The authors argued that the underlying problem in managing PBC is that there are no clinical practice guidelines on occlusion as there are many philosophies with varied approaches, and yet there can only be one correct diagnosis; hence, the authors previously published a grading system for the condition and offered multiple clinical considerations to guide the clinician in resolving PBC. A series of cases were presented to illustrate the varied manifestations and degrees in which PBC can present to the clinician.

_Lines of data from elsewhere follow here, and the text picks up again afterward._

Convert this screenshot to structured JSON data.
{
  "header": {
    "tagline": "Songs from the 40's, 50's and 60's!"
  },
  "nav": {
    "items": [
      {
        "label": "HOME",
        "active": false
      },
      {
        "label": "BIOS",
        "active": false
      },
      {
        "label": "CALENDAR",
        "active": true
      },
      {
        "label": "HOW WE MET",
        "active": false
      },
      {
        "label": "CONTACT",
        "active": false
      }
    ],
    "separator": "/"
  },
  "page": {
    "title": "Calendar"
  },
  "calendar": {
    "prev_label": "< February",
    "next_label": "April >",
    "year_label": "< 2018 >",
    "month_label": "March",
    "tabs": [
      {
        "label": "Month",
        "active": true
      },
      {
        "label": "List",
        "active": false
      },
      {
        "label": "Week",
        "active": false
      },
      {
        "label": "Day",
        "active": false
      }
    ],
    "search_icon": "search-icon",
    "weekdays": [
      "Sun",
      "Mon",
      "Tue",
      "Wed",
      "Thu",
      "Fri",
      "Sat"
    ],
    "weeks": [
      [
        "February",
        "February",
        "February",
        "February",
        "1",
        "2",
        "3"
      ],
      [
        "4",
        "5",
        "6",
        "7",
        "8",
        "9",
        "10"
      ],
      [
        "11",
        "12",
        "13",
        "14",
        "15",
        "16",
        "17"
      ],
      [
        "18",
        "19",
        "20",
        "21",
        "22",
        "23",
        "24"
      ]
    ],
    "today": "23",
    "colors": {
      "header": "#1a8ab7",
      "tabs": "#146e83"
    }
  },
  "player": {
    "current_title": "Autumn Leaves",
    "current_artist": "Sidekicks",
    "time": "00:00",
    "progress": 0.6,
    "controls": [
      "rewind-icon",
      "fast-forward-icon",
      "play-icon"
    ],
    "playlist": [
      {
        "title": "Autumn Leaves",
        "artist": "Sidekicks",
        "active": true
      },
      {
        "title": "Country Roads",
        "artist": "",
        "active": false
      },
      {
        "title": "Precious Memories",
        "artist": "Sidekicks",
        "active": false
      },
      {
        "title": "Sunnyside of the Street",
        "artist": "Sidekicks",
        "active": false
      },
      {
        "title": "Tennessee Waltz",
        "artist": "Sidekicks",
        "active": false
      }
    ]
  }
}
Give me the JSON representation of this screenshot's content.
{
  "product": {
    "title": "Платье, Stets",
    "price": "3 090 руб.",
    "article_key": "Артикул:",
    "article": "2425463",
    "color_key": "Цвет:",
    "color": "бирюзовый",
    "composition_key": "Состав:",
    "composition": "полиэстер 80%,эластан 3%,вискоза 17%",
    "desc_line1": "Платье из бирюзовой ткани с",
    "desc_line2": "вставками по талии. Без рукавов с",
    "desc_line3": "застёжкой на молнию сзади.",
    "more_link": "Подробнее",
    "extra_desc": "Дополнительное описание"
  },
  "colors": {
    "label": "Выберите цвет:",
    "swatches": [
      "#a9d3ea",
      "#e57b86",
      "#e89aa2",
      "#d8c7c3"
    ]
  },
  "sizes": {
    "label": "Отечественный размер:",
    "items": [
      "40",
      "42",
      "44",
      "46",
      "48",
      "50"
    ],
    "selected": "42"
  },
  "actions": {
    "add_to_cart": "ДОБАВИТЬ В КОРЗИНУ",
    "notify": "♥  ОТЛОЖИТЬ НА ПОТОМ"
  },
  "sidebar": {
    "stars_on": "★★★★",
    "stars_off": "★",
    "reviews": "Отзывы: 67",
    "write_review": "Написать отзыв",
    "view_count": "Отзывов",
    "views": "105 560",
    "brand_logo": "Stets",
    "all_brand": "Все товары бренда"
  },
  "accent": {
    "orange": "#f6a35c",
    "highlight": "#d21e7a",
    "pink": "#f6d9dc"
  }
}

It has been almost 6 decades since this “syndrome” was defined, and the state of art and science in dentistry with the age of information has radically changed the knowledge base. It would be reasonable to challenge if PBC truly is what it originally was defined or if perhaps the “syndrome” findings are a subset of an underlying medical diagnosis with multiple dental comorbidities.1 The current body of evidence regarding tooth wear and attachment loss continues to evolve, whereby medical conditions such as sleep-disordered breathing in its various forms contribute as significant medical risk factors stressing the stomatognathic system. Sleep bruxism, diurnal clenching, gastroesophageal reflux, and many other related stressors may likely present as previously unknown factors resulting in a general breakdown of the dentition and attachment loss with and without an inflammatory response. Perhaps taking a more global view to addressing the patient attached to the teeth rather than focusing on the teeth attached to the patient may result in better outcomes from a more accurate diagnosis focused on true etiology rather than on traditional dental findings.2,3 The time has arrived when dentistry must work in an interdisciplinary manner with our medical colleagues rather than as a multi-disciplinary, siloed process.4 Moreover, in critically appraising the definition of PBC (any malocclusion that deviates from the normal or ideal is diagnosed with PBC), the term “normal” and “ideal” must be evaluated. Does “normal” mean common or typical? Does “ideal” mean optimal? In either case, what is the evidence to support such dogmatic definitions? Perhaps it is time to critically reevaluate traditional thinking and dogma with a new set of eyes leveraging our current evidence base to minimize the risk of over-treating the wrong problem.